246 J : [silence] parce que j’ai suivi avec le crayon et re, regardé
247 M : vous avez regardé
248 J : euh la lettre
249 M : vous avez regardé la lettre
250 J : ouais, quel côté elle est située
251 M : comment ça quel côté elle est située J ?
252 J : sur la feuille
253 M : quel côté vous voulez dire si elle est située sur la droite ou sur la gauche ?
254 J : ouais
255 M : et elle était située de quel côté ?
256 J : côté droite
257 M : et alors qu’est-ce que vous avez fait puisqu’elle était sur le côté droite ?
258 J : j’ai fait une flèche
259 M : dans quel sens ?
260 J : à droite
261 M : à droite, donc c’était parce que la lettre était située sur le côté droit que vous avez fait une flèche sur la droite, c’est ça ?
262 J : ouais, en descendant, en tournant, j’ai fait une flèche, comme une euh, les aiguilles d’une montre
263 M : comme le sens des aiguilles d’une montre
264 J : ouais
265 M : et si la lettre avait été sur la gauche, comme le « o » par exemple, qu’est-ce que vous auriez fait ?
266 J : [silence] le, le contraire, en arrière
267 M : d’accord, donc c’est en fonction de la position de la lettre sur la feuille que vous faites une flèche ?
268 J : ouais
269 M : d’accord, c’est pas avec le crayon ?
270 J : euh non
271 M : non
272 J : si un petit peu
273 M : un petit peu avec le crayon
274 J : ouais, on repère un petit peu avec le crayon, y’a, y’a les deux
275 M : d’accord [silence]
J me décrit sa manière de faire pour déterminer le mouvement de la lettre : il suit la lettre du crayon et regarde où celle-ci est située dans la feuille, plutôt sur la droite, ou plutôt sur la gauche.
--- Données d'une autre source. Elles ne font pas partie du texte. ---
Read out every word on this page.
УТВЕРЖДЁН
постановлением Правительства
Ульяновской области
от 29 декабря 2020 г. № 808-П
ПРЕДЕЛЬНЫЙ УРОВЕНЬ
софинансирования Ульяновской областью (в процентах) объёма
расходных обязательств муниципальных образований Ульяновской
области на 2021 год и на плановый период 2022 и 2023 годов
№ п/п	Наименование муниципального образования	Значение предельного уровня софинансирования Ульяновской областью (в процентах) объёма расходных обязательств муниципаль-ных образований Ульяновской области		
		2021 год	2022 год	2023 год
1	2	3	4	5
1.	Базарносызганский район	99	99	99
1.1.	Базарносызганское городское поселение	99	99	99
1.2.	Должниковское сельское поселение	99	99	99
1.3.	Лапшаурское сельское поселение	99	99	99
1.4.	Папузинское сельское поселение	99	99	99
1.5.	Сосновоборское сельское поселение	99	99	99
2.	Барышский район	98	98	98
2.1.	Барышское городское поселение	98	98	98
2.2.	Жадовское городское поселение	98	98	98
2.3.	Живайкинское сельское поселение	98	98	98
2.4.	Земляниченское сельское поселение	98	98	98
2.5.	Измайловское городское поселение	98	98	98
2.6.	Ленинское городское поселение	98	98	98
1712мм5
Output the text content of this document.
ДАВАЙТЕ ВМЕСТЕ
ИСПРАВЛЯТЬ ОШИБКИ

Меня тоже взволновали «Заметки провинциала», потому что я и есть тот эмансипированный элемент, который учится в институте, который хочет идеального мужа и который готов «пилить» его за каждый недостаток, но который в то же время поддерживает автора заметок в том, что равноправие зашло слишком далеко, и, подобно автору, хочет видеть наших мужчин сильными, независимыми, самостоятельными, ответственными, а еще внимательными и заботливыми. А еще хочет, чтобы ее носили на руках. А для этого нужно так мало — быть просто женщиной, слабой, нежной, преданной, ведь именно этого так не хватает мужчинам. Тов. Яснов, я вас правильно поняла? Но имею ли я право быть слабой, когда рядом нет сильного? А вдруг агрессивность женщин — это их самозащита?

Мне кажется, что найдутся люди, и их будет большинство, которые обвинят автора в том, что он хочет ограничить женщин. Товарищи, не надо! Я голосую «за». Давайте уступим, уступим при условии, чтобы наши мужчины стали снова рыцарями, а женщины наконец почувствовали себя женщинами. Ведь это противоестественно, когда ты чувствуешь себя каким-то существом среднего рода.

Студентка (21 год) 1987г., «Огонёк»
Si la lettre est située à gauche, elle tournera sur la gauche (comme le « o ») et vice versa (comme le « p »).
Ici, les propos de J me permettent de m’auto-informer quant aux procédures qu’il met en place.
On ne peut pas parler de prise de conscience chez J : il est déjà conscient de cette procédure.
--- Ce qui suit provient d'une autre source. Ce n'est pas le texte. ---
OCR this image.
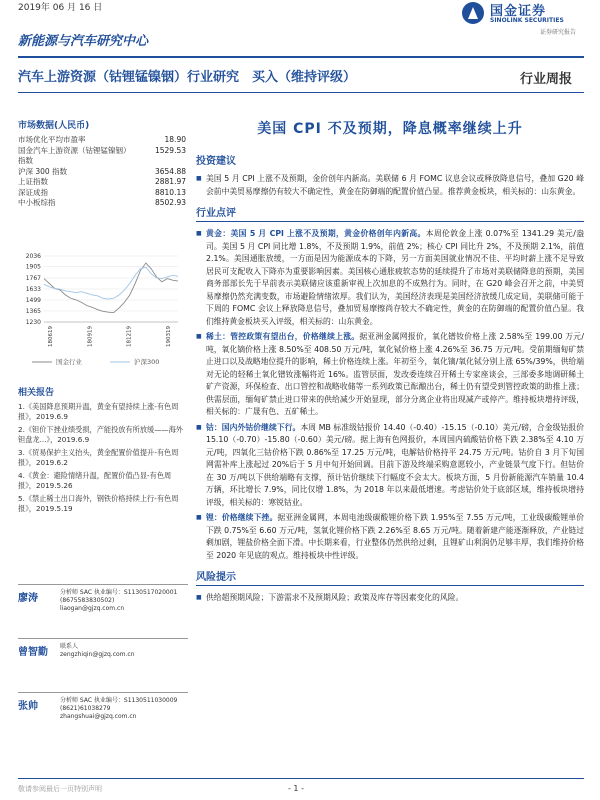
2019年 06 月 16 日	国金证券
SINOLINK SECURITIES
证券研究报告
新能源与汽车研究中心
汽车上游资源（钴锂锰镍铟）行业研究　买入（维持评级）	行业周报
市场数据(人民币)
市场优化平均市盈率	18.90
国金汽车上游资源（钴锂锰镍铟）指数
1529.53
沪深 300 指数	3654.88
上证指数	2881.97
深证成指	8810.13
中小板综指	8502.93
2036
1905
1767
1633
1499
1365
1230
180619	180919	181219	190319
国金行业	沪深300
相关报告
1.《美国降息预期升温，黄金有望持续上涨-有色周报》，2019.6.9
2.《钽价下挫业绩受损，产能投放有所放缓——海外钽盘龙...》，2019.6.9
3.《贸易保护主义抬头，黄金配置价值提升-有色周报》，2019.6.2
4.《黄金：避险情绪升温，配置价值凸显-有色周报》，2019.5.26
5.《禁止稀土出口海外，钢铁价格持续上行-有色周报》，2019.5.19
廖涛
分析师 SAC 执业编号：S1130517020001
(8675583830502)
liaogan@gjzq.com.cn
曾智勤
联系人
zengzhiqin@gjzq.com.cn
张帅
分析师 SAC 执业编号：S1130511030009
(8621)61038279
zhangshuai@gjzq.com.cn
美国 CPI 不及预期，降息概率继续上升
投资建议
■ 美国 5 月 CPI 上涨不及预期，金价创年内新高。美联储 6 月 FOMC 议息会议或释放降息信号，叠加 G20 峰会前中美贸易摩擦仍有较大不确定性，黄金在防御端的配置价值凸显。推荐黄金板块，相关标的：山东黄金。
行业点评
■ 黄金：美国 5 月 CPI 上涨不及预期，黄金价格创年内新高。本周伦敦金上涨 0.07%至 1341.29 美元/盎司。美国 5 月 CPI 同比增 1.8%，不及预期 1.9%，前值 2%；核心 CPI 同比升 2%，不及预期 2.1%，前值 2.1%。美国通胀放缓，一方面是因为能源成本的下降，另一方面美国就业情况不佳、平均时薪上涨不足导致居民可支配收入下降亦为重要影响因素。美国核心通胀疲软态势的延续提升了市场对美联储降息的预期，美国商务部部长先于早前表示美联储应该重新审视上次加息的不成熟行为。同时，在 G20 峰会召开之前，中美贸易摩擦仍然充满变数，市场避险情绪浓厚。我们认为，美国经济表现是美国经济放缓几成定局，美联储可能于下周的 FOMC 会议上释放降息信号，叠加贸易摩擦尚存较大不确定性，黄金的在防御端的配置价值凸显。我们维持黄金板块买入评级，相关标的：山东黄金。
■ 稀土：管控政策有望出台，价格继续上涨。据亚洲金属网报价，氧化镨钕价格上涨 2.58%至 199.00 万元/吨，氧化镝价格上涨 8.50%至 408.50 万元/吨，氧化铽价格上涨 4.26%至 36.75 万元/吨。受前期缅甸矿禁止进口以及战略地位提升的影响，稀土价格连续上涨。年初至今，氧化镝/氧化铽分别上涨 65%/39%，供给端对无论的轻稀土氧化镨钕涨幅将近 16%。监管层面，发改委连续召开稀土专家座谈会，三部委多地调研稀土矿产资源，环保检查、出口管控和战略收储等一系列政策已酝酿出台，稀土仍有望受到管控政策的助推上涨；供需层面，缅甸矿禁止进口带来的供给减少开始显现，部分分离企业将出现减产或停产。维持板块增持评级，相关标的：广晟有色、五矿稀土。
■ 钴：国内外钴价继续下行。本周 MB 标准级钴报价 14.40（-0.40）-15.15（-0.10）美元/磅，合金级钴报价 15.10（-0.70）-15.80（-0.60）美元/磅。据上海有色网报价，本周国内硫酸钴价格下跌 2.38%至 4.10 万元/吨，四氧化三钴价格下跌 0.86%至 17.25 万元/吨，电解钴价格持平 24.75 万元/吨。钴价自 3 月下旬国网需补库上涨起过 20%后于 5 月中旬开始回调。目前下游及终端采购意愿较小，产业链景气度下行。但钴价在 30 万/吨以下供给端略有支撑，预计钴价继续下行幅度不会太大。板块方面，5 月份新能源汽车销量 10.4 万辆，环比增长 7.9%，同比仅增 1.8%，为 2018 年以来最低增速。考虑钴价处于底部区域，维持板块增持评级，相关标的：寒锐钴业。
■ 锂：价格继续下挫。据亚洲金属网，本周电池级碳酸锂价格下跌 1.95%至 7.55 万元/吨，工业级碳酸锂单价下跌 0.75%至 6.60 万元/吨，氢氧化锂价格下跌 2.26%至 8.65 万元/吨。随着新建产能逐渐释放，产业链过剩加剧，锂盐价格全面下滑。中长期来看，行业整体仍然供给过剩，且锂矿山利润仍足够丰厚，我们维持价格至 2020 年见底的观点。维持板块中性评级。
风险提示
■ 供给超预期风险；下游需求不及预期风险；政策及库存等因素变化的风险。
敬请参阅最后一页特别声明	- 1 -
276 M : est-ce que vous voyez d’autres choses à rajouter J par rapport à tout ce qu’on a dit ce matin ?
277 J : euh [silence] non
278 M : non ? donc on s’en tient là ?
279 J : on s’en tient là
280 M : d’accord
Après avoir fragmenté, je réouvre, laissant à J toute latitude pour aborder d’autres points.
--- Vécu de l’entretien ---
281 M : alors comment vous avez vécu cet entretien J ?
282 J : ah bien
283 M : bien ouais
284 J : intéressant
285 M : intéressant, hum
286 J : ça fait, ça fait des choses
287 M : ça fait des choses ?
288 J : ouais
289 M : quelle chose ça fait J ?
290 J : bah d’apprendre et puis de savoir
291M : d’apprendre, de savoir
292 J : ouais, pour euh l’avenir
293 M : hum, hum, d’accord, et qu’est-ce qui était intéressant là ce matin ?
294 J : euh les lettres
294 M : les lettres, d’accord
L’entretien a produit un effet sur J : ça lui a fait des choses, telles qu’apprendre et savoir, ce qui semble important pour son avenir. Peut-être aurais-je dû creuser davantage cette dimension du vécu.

Bilan : Le contenu du discours de J. reste assez pauvre, le vocabulaire restreint. Nous remarquons que J a du mal à traduire en mots un vécu en acte (par exemple, quand il décrit le tracé de la lettre « o », les mots achoppent à restituer ce tracé, là où les gestes parviennent à nous faire comprendre de quelle lettre il s’agit ; un deuxième exemple nous est fourni lorsque J. dit que l’alphabet l’a aidé à retrouver la lettre « o » : plutôt que de dire qu’il a « déroulé » dans sa tête l’alphabet, il prononce devant nous l’alphabet, autrement dit, il agit plutôt que de parler, ce qui correspondrait à un degré d’abstraction supérieur (soit la thématisation)). Pour d’autres tâches, J. a besoin du support de l’action pour abstraire : ainsi, il a su qu’une lettre tournait vers la gauche en la dessinant.